What the commentators said
Manchin's immediate plan "remains a mystery," with even his closest aides and allies claiming "they don’t know" what he'll do next, The New York Times reported. While some close to the senator have expressed skepticism at his ability to raise the "hundreds of millions of dollars to run a credible independent or third-party campaign," fellow West Virginia Democrat and former Rep. Nick Rahall told the paper that Manchin "truly sees a huge slice of the American electorate, both Republican and Democratic, fed up with both of their parties’ nominees."
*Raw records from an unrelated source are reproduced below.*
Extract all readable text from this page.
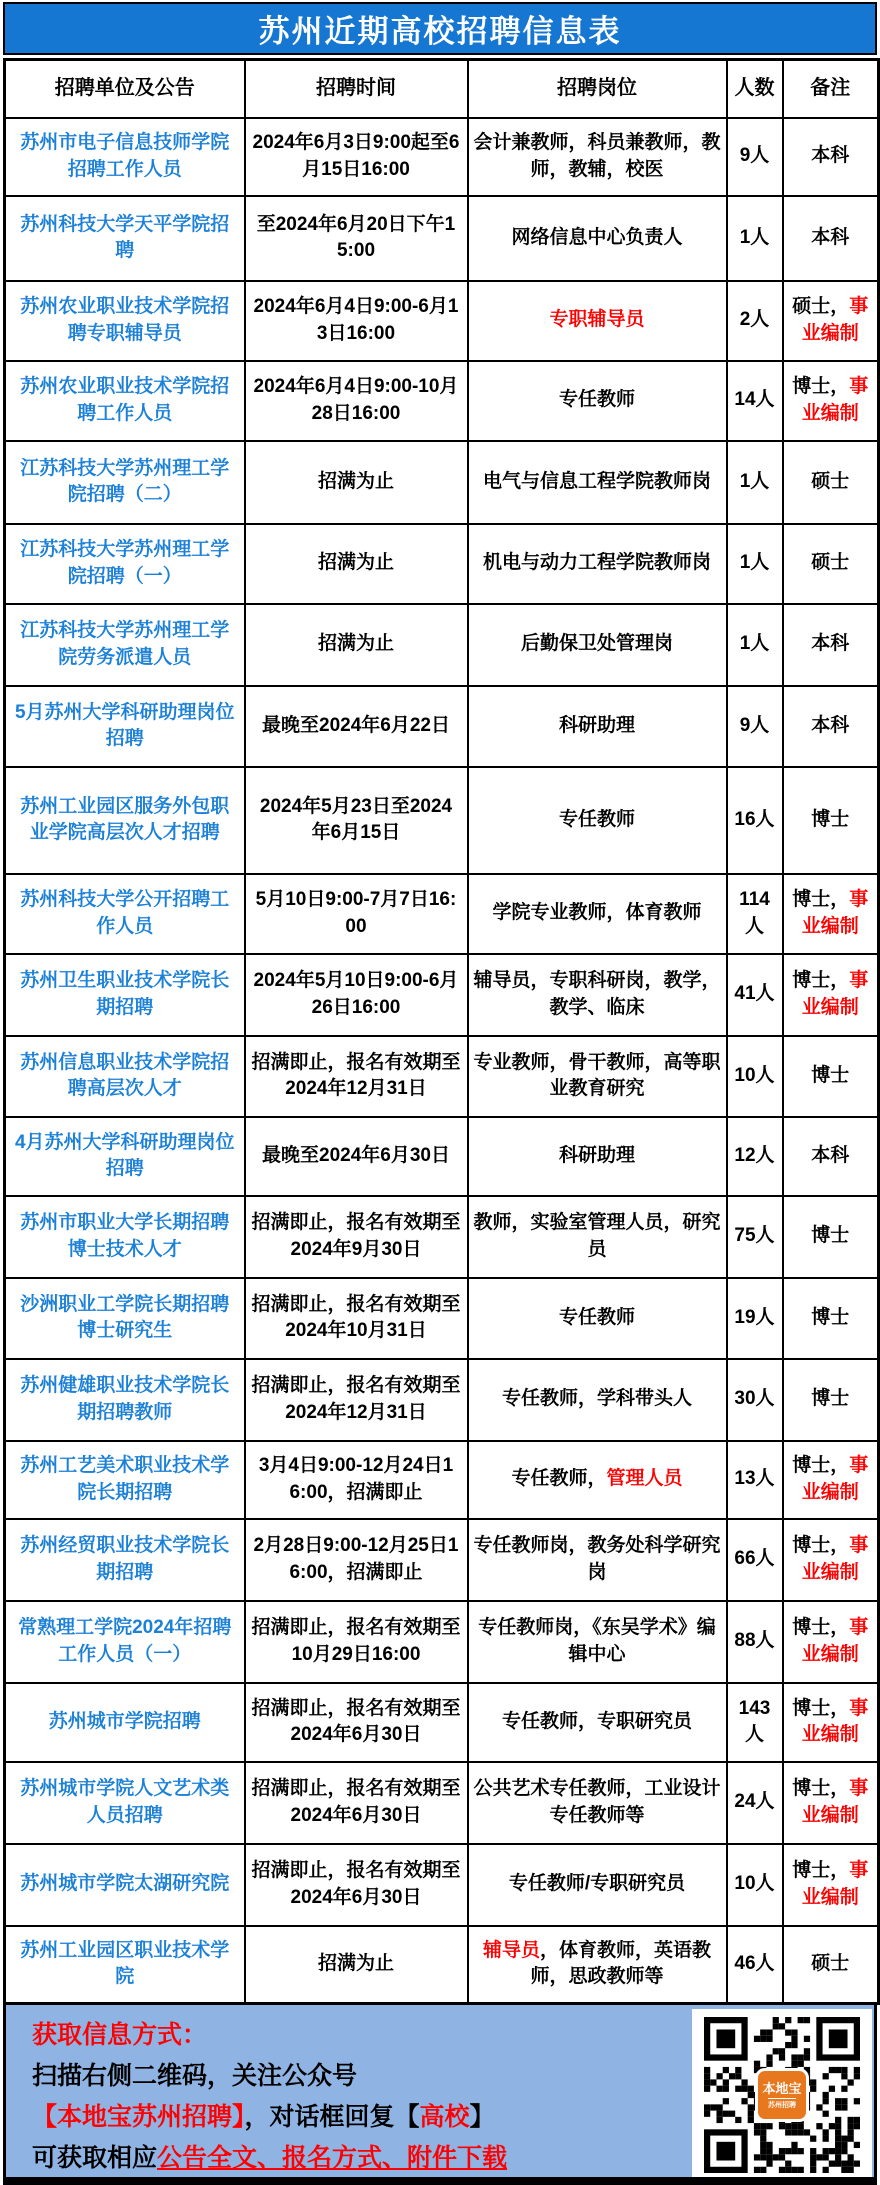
苏州近期高校招聘信息表
招聘单位及公告	招聘时间	招聘岗位	人数	备注
苏州市电子信息技师学院招聘工作人员	2024年6月3日9:00起至6月15日16:00	会计兼教师，科员兼教师，教师，教辅，校医	9人	本科
苏州科技大学天平学院招聘	至2024年6月20日下午15:00	网络信息中心负责人	1人	本科
苏州农业职业技术学院招聘专职辅导员	2024年6月4日9:00-6月13日16:00	专职辅导员	2人	硕士，事业编制
苏州农业职业技术学院招聘工作人员	2024年6月4日9:00-10月28日16:00	专任教师	14人	博士，事业编制
江苏科技大学苏州理工学院招聘（二）	招满为止	电气与信息工程学院教师岗	1人	硕士
江苏科技大学苏州理工学院招聘（一）	招满为止	机电与动力工程学院教师岗	1人	硕士
江苏科技大学苏州理工学院劳务派遣人员	招满为止	后勤保卫处管理岗	1人	本科
5月苏州大学科研助理岗位招聘	最晚至2024年6月22日	科研助理	9人	本科
苏州工业园区服务外包职业学院高层次人才招聘	2024年5月23日至2024年6月15日	专任教师	16人	博士
苏州科技大学公开招聘工作人员	5月10日9:00-7月7日16:00	学院专业教师，体育教师	114人	博士，事业编制
苏州卫生职业技术学院长期招聘	2024年5月10日9:00-6月26日16:00	辅导员，专职科研岗，教学，教学、临床	41人	博士，事业编制
苏州信息职业技术学院招聘高层次人才	招满即止，报名有效期至2024年12月31日	专业教师，骨干教师，高等职业教育研究	10人	博士
4月苏州大学科研助理岗位招聘	最晚至2024年6月30日	科研助理	12人	本科
苏州市职业大学长期招聘博士技术人才	招满即止，报名有效期至2024年9月30日	教师，实验室管理人员，研究员	75人	博士
沙洲职业工学院长期招聘博士研究生	招满即止，报名有效期至2024年10月31日	专任教师	19人	博士
苏州健雄职业技术学院长期招聘教师	招满即止，报名有效期至2024年12月31日	专任教师，学科带头人	30人	博士
苏州工艺美术职业技术学院长期招聘	3月4日9:00-12月24日16:00，招满即止	专任教师，管理人员	13人	博士，事业编制
苏州经贸职业技术学院长期招聘	2月28日9:00-12月25日16:00，招满即止	专任教师岗，教务处科学研究岗	66人	博士，事业编制
常熟理工学院2024年招聘工作人员（一）	招满即止，报名有效期至10月29日16:00	专任教师岗，《东吴学术》编辑中心	88人	博士，事业编制
苏州城市学院招聘	招满即止，报名有效期至2024年6月30日	专任教师，专职研究员	143人	博士，事业编制
苏州城市学院人文艺术类人员招聘	招满即止，报名有效期至2024年6月30日	公共艺术专任教师，工业设计专任教师等	24人	博士，事业编制
苏州城市学院太湖研究院	招满即止，报名有效期至2024年6月30日	专任教师/专职研究员	10人	博士，事业编制
苏州工业园区职业技术学院	招满为止	辅导员，体育教师，英语教师，思政教师等	46人	硕士
获取信息方式：
扫描右侧二维码，关注公众号
【本地宝苏州招聘】，对话框回复【高校】
可获取相应公告全文、报名方式、附件下载
本地宝
苏州招聘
Manchin's announcement gave a "new jolt to a volatile national political landscape," according to The Hill, with Democrats and Republicans alike "grappling with the ramifications" for both the White House and Senate. Should he make a run for the presidency, it would "complicate an already messy political picture" whose effects are "harder to compute." At the same time, "virtually no one believes the Democrats can find a candidate capable" of retaining his Senate seat. Republicans "like our odds in West Virginia," Montana Sen. Steve Daines, National Republican Senatorial Committee Chairman, told ABC News in a statement. The state is "crucial to the GOP efforts to reclaim the Senate from Democratic control," according to the National Review.
However, pointing to the Democrats' strong showing in this week's off-year elections, party strategist Richard Fowler warned Fox News that Republicans shouldn't "spike the football too soon" over the potential Senate pickup if they "don't talk to voters." As Daily Kos elections contributing editor David Beard noted on X as well, Manchin's retirement ahead of a likely loss to Justice "allows Dems to redirect the money they were going to spend to other races," as well.
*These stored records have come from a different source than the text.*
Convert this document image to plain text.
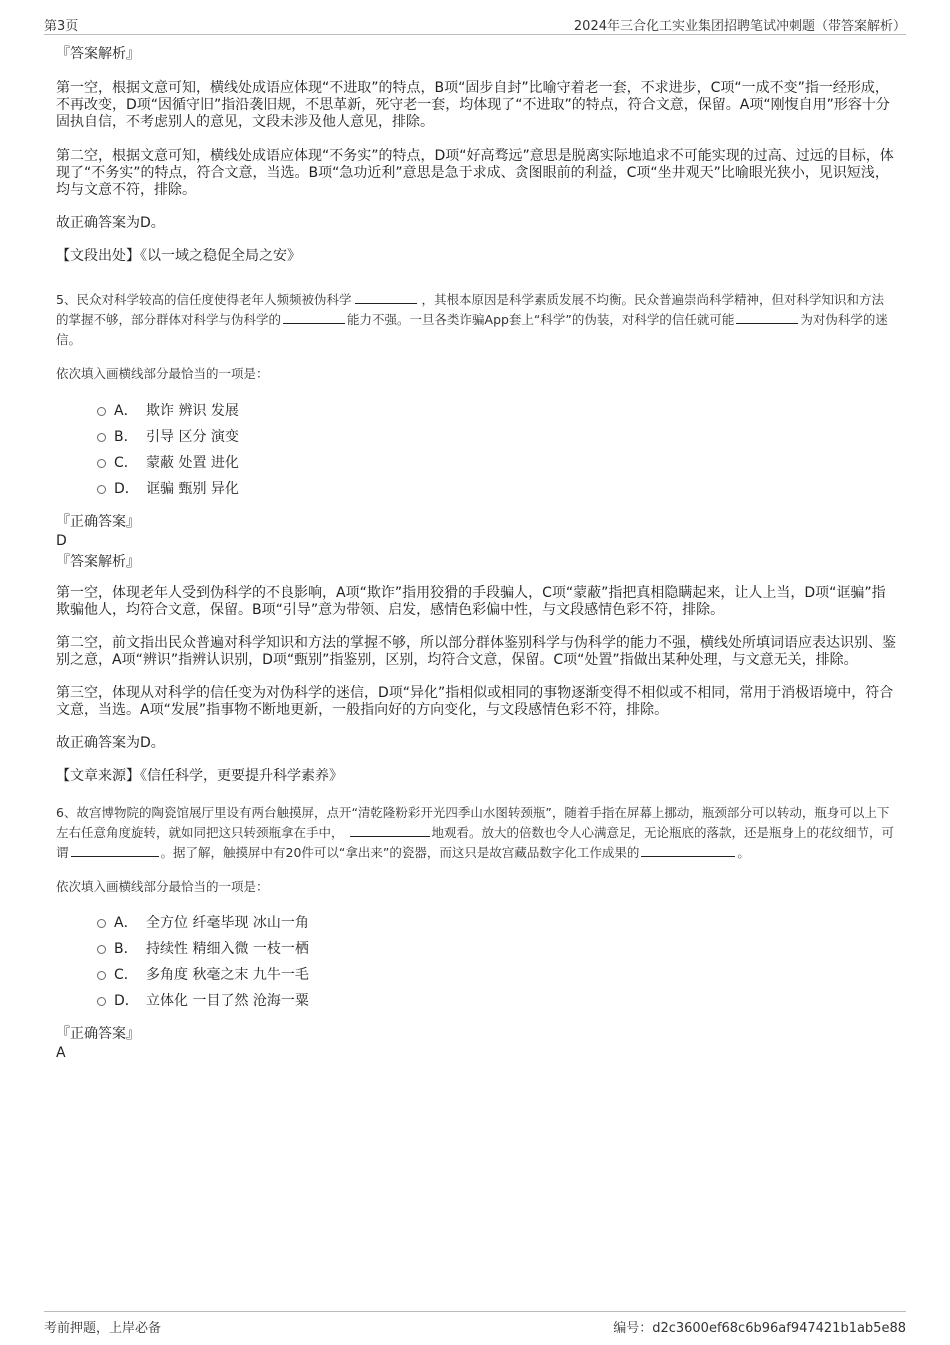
第3页	2024年三合化工实业集团招聘笔试冲刺题（带答案解析）
『答案解析』

第一空，根据文意可知，横线处成语应体现“不进取”的特点，B项“固步自封”比喻守着老一套，不求进步，C项“一成不变”指一经形成，不再改变，D项“因循守旧”指沿袭旧规，不思革新，死守老一套，均体现了“不进取”的特点，符合文意，保留。A项“刚愎自用”形容十分固执自信，不考虑别人的意见，文段未涉及他人意见，排除。

第二空，根据文意可知，横线处成语应体现“不务实”的特点，D项“好高骛远”意思是脱离实际地追求不可能实现的过高、过远的目标，体现了“不务实”的特点，符合文意，当选。B项“急功近利”意思是急于求成、贪图眼前的利益，C项“坐井观天”比喻眼光狭小，见识短浅，均与文意不符，排除。

故正确答案为D。

【文段出处】《以一域之稳促全局之安》

5、民众对科学较高的信任度使得老年人频频被伪科学	，其根本原因是科学素质发展不均衡。民众普遍崇尚科学精神，但对科学知识和方法的掌握不够，部分群体对科学与伪科学的	能力不强。一旦各类诈骗App套上“科学”的伪装，对科学的信任就可能	为对伪科学的迷信。

依次填入画横线部分最恰当的一项是：

A． 欺诈 辨识 发展
B． 引导 区分 演变
C． 蒙蔽 处置 进化
D． 诓骗 甄别 异化
『正确答案』
D
『答案解析』

第一空，体现老年人受到伪科学的不良影响，A项“欺诈”指用狡猾的手段骗人，C项“蒙蔽”指把真相隐瞒起来，让人上当，D项“诓骗”指欺骗他人，均符合文意，保留。B项“引导”意为带领、启发，感情色彩偏中性，与文段感情色彩不符，排除。

第二空，前文指出民众普遍对科学知识和方法的掌握不够，所以部分群体鉴别科学与伪科学的能力不强，横线处所填词语应表达识别、鉴别之意，A项“辨识”指辨认识别，D项“甄别”指鉴别，区别，均符合文意，保留。C项“处置”指做出某种处理，与文意无关，排除。

第三空，体现从对科学的信任变为对伪科学的迷信，D项“异化”指相似或相同的事物逐渐变得不相似或不相同，常用于消极语境中，符合文意，当选。A项“发展”指事物不断地更新，一般指向好的方向变化，与文段感情色彩不符，排除。

故正确答案为D。

【文章来源】《信任科学，更要提升科学素养》

6、故宫博物院的陶瓷馆展厅里设有两台触摸屏，点开“清乾隆粉彩开光四季山水图转颈瓶”，随着手指在屏幕上挪动，瓶颈部分可以转动，瓶身可以上下左右任意角度旋转，就如同把这只转颈瓶拿在手中，	地观看。放大的倍数也令人心满意足，无论瓶底的落款，还是瓶身上的花纹细节，可谓	。据了解，触摸屏中有20件可以“拿出来”的瓷器，而这只是故宫藏品数字化工作成果的	。

依次填入画横线部分最恰当的一项是：

A． 全方位 纤毫毕现 冰山一角
B． 持续性 精细入微 一枝一栖
C． 多角度 秋毫之末 九牛一毛
D． 立体化 一目了然 沧海一粟
『正确答案』
A
考前押题，上岸必备	编号：d2c3600ef68c6b96af947421b1ab5e88
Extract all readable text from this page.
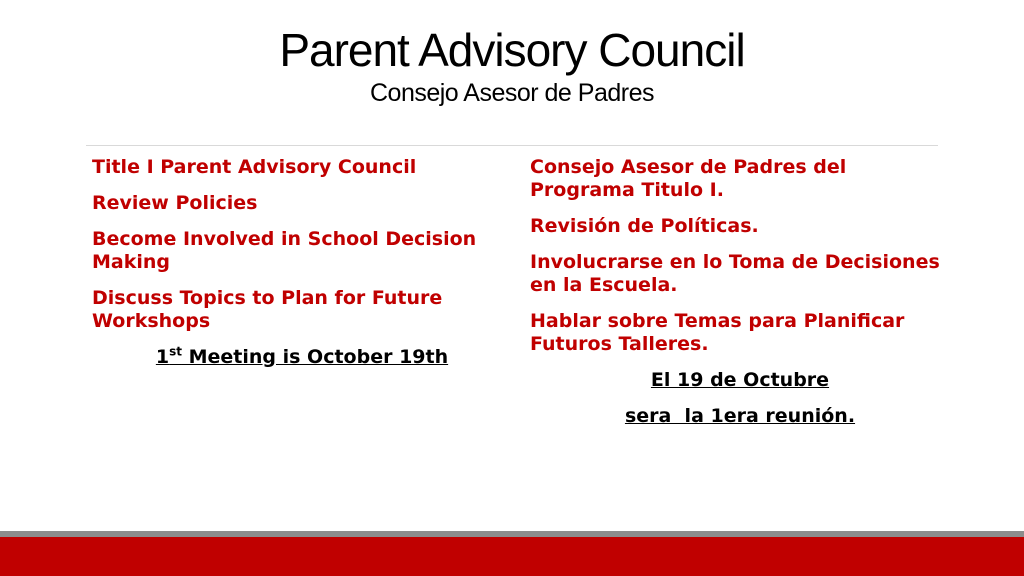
Parent Advisory Council
Consejo Asesor de Padres

Title I Parent Advisory Council

Review Policies

Become Involved in School Decision Making

Discuss Topics to Plan for Future Workshops

1st Meeting is October 19th

Consejo Asesor de Padres del Programa Titulo I.

Revisión de Políticas.

Involucrarse en lo Toma de Decisiones en la Escuela.

Hablar sobre Temas para Planificar Futuros Talleres.

El 19 de Octubre

sera  la 1era reunión.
For now, most eyes are on No Labels, a centrist group working to place third-party candidates on the ballot with whom Manchin has flirted in the past. The group has also, per the Times, been "accused of ineffectuality, fronting for Republicans and existing mainly to raise large amounts of money from wealthy corporate donors, many of whom give primarily to Republicans." The group is expected to select a candidate to back at its nominating convention in April.
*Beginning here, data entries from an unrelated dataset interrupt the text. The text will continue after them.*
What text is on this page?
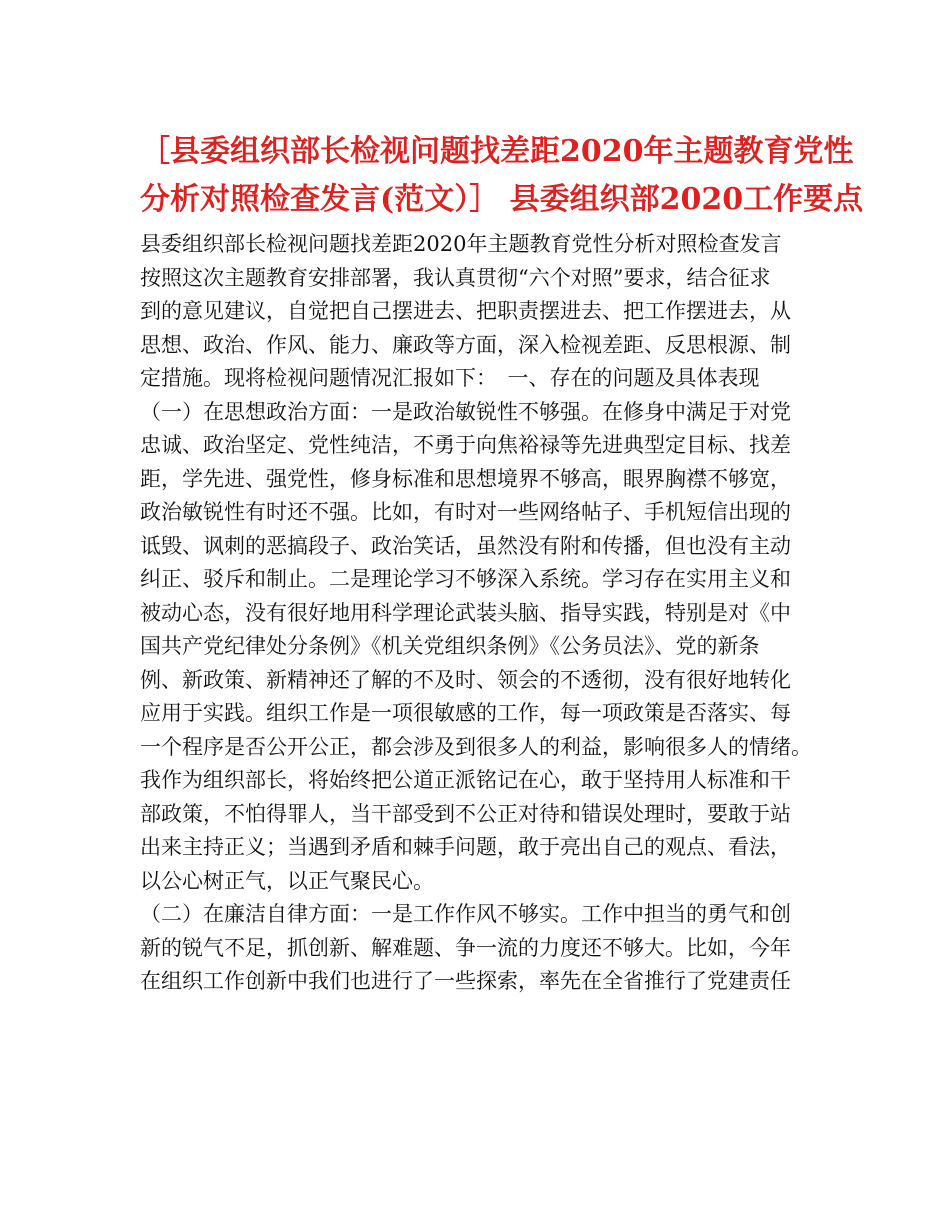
［县委组织部长检视问题找差距2020年主题教育党性
分析对照检查发言(范文）］ 县委组织部2020工作要点
县委组织部长检视问题找差距2020年主题教育党性分析对照检查发言
按照这次主题教育安排部署，我认真贯彻“六个对照”要求，结合征求
到的意见建议，自觉把自己摆进去、把职责摆进去、把工作摆进去，从
思想、政治、作风、能力、廉政等方面，深入检视差距、反思根源、制
定措施。现将检视问题情况汇报如下：　一、存在的问题及具体表现
（一）在思想政治方面：一是政治敏锐性不够强。在修身中满足于对党
忠诚、政治坚定、党性纯洁，不勇于向焦裕禄等先进典型定目标、找差
距，学先进、强党性，修身标准和思想境界不够高，眼界胸襟不够宽，
政治敏锐性有时还不强。比如，有时对一些网络帖子、手机短信出现的
诋毁、讽刺的恶搞段子、政治笑话，虽然没有附和传播，但也没有主动
纠正、驳斥和制止。二是理论学习不够深入系统。学习存在实用主义和
被动心态，没有很好地用科学理论武装头脑、指导实践，特别是对《中
国共产党纪律处分条例》《机关党组织条例》《公务员法》、党的新条
例、新政策、新精神还了解的不及时、领会的不透彻，没有很好地转化
应用于实践。组织工作是一项很敏感的工作，每一项政策是否落实、每
一个程序是否公开公正，都会涉及到很多人的利益，影响很多人的情绪。
我作为组织部长，将始终把公道正派铭记在心，敢于坚持用人标准和干
部政策，不怕得罪人，当干部受到不公正对待和错误处理时，要敢于站
出来主持正义；当遇到矛盾和棘手问题，敢于亮出自己的观点、看法，
以公心树正气，以正气聚民心。
（二）在廉洁自律方面：一是工作作风不够实。工作中担当的勇气和创
新的锐气不足，抓创新、解难题、争一流的力度还不够大。比如，今年
在组织工作创新中我们也进行了一些探索，率先在全省推行了党建责任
Already a "Draft Romney Manchin Committee" committee has been filed with the Federal Election Commission, with a person involved in the effort telling The Associated Press that the goal is "to enable Manchin and Romney to seek the presidential nomination" at No Labels' convention this spring. While Manchin hasn't commented on the committee, retiring Republican Sen. Mitt Romney (Utah) has "distanced himself from it."